The store was so welcoming and the interaction with customers so much a part of the business that this just felt like the way things should be.

Until early March 2020. Joy returned from a vacation with her family with the news of the corona virus escalating in a way it hadn’t before they left. “I got to the store on that Monday. It was a rainy day, dark, and everything just seemed different in the store,” Joy says. “It was scary, and I felt a fear I haven’t felt in a long, long time. No one was out. News was rolling through, and it wasn’t good.”

Joy says that being the type of store Dandy Lions is and being in Maryville, “I was blessed to be a little behind the times. The store front brought in enough foot traffic. I have been surrounded and padded with local support since the day we opened. We felt this was who we were, what we were intended to be.”

But now Joy wasn’t sure. “Driving home that day, I just kept thinking: What should I do? Which way do I go?”

She says she felt she needed help beyond just reassurance. “Sometimes we just need our mentor, a voice of reason. I called Bryan Daniels, president of the Blount Chamber Partnership.”

It was a bit tricky, because Bryan is also a friend, but Joy got straight to the point. “I asked him, as a business owner, ‘What are you hearing? I am calling you because I need to know what’s happening. How bad can this get?’”

Bryan had no crystal ball, but he did have advice and an opinion that creative action might be needed.

“He said: ‘I think you need to look at starting ecommerce.’ All the way home, I kept telling him that I wasn’t going to do that, that ecommerce isn’t who we are. He listened and kept listening as I went on, then said: ‘Joy, this isn’t going away next week. I think you need to strongly reconsider.’

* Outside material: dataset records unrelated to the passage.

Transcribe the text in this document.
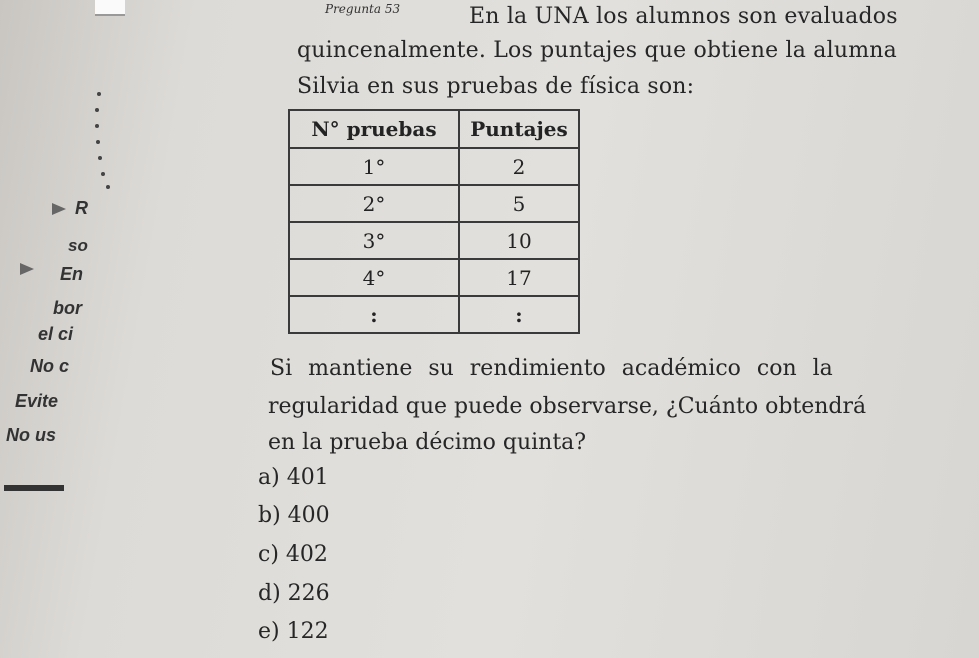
R
so
En
bor
el ci
No c
Evite
No us
Pregunta 53	En la UNA los alumnos son evaluados
quincenalmente. Los puntajes que obtiene la alumna
Silvia en sus pruebas de física son:
N° pruebas	Puntajes
1°	2
2°	5
3°	10
4°	17
:	:
Si mantiene su rendimiento académico con la
regularidad que puede observarse, ¿Cuánto obtendrá
en la prueba décimo quinta?
a) 401
b) 400
c) 402
d) 226
e) 122
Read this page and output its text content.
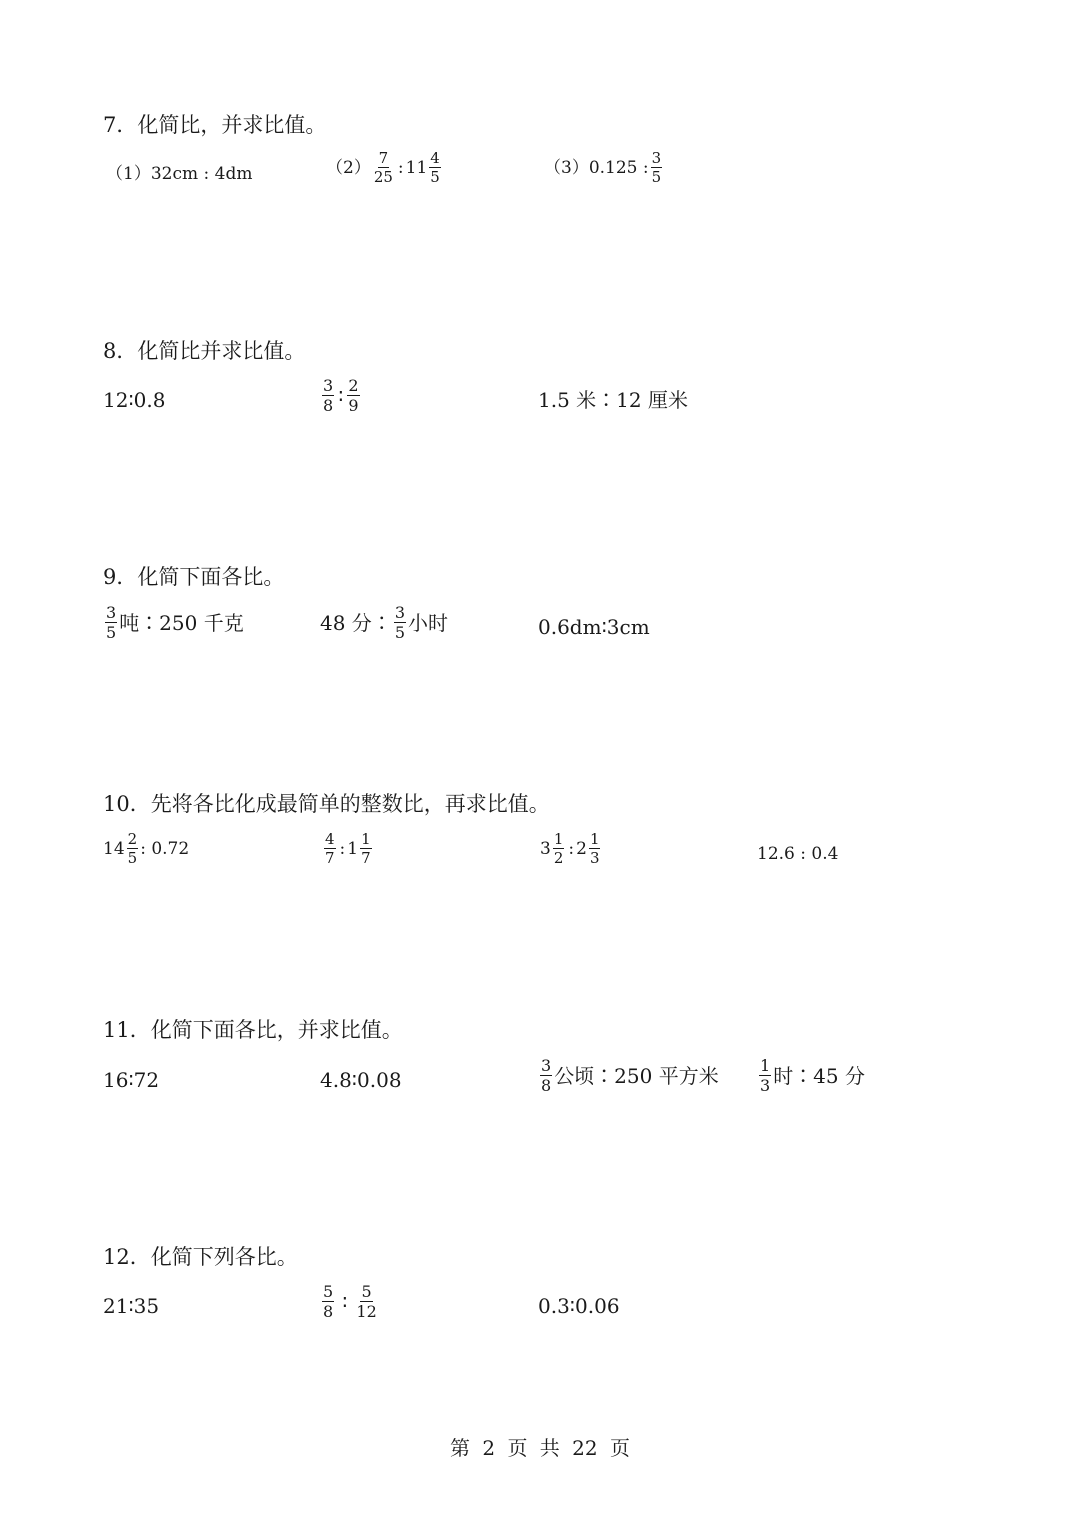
7．化简比，并求比值。
（1） 32cm : 4dm	$(2) \frac{7}{25}$ : $11 \frac{4}{5}$	（3） 0.125 : $\frac{3}{5}$
8．化简比并求比值。
12∶0.8	$\frac{3}{8}$ ∶ $\frac{2}{9}$	1.5 米∶12 厘米
9．化简下面各比。
$\frac{3}{5}$ 吨∶250 千克	48 分∶ $\frac{3}{5}$ 小时	0.6dm∶3cm
10．先将各比化成最简单的整数比，再求比值。
$14 \frac{2}{5}$ : 0.72	$\frac{4}{7}$ : $1 \frac{1}{7}$	$3 \frac{1}{2}$ : $2 \frac{1}{3}$	12.6 : 0.4
11．化简下面各比，并求比值。
16∶72	4.8∶0.08	$\frac{3}{8}$ 公顷∶250 平方米	$\frac{1}{3}$ 时∶45 分
12．化简下列各比。
21∶35	$\frac{5}{8}$ ∶ $\frac{5}{12}$	0.3∶0.06
第 2 页 共 22 页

Joy Carver, owner of Dandy Lions

“I think it was then that it hit me that the darkness I felt all day was because this wasn’t going to be a two-week lull in business that we could weather through. Sitting in the driveway, I made up my mind. I called a Maryville photographer, Emily Webb, who said: ‘I’ll be there tomorrow morning to get started.’ Then I called Keeli Boyce, whose company includes web development. She said, ‘Alright, we will meet tomorrow.’”

“Tomorrow” was a Tuesday. By Wednesday, one week later, Dandy Lions had ecommerce on its website with the option for shipping or curbside pick-up.

In addition, Joy kept to her promise to herself to do it in a way she felt “kept the spirit of the store and reflected, as best we could, a personal touch.”

“In less than two weeks’ time, we had people receiving merchandise they had ordered online,” says Joy. “We have watched steady sales, worked longer hours in a different way and seen such an outpouring of love and support. People are helping us stay afloat with their dollars.

“I stood in the store the day we shipped out our first order, and I felt such lightness where it had been so dark just a short time before. There’s hope, and that feels good.”

Mix those lemons and keep that bluebird singing!

Sherri Gardner Howell has been writing about family life for newspapers and magazines since 1987.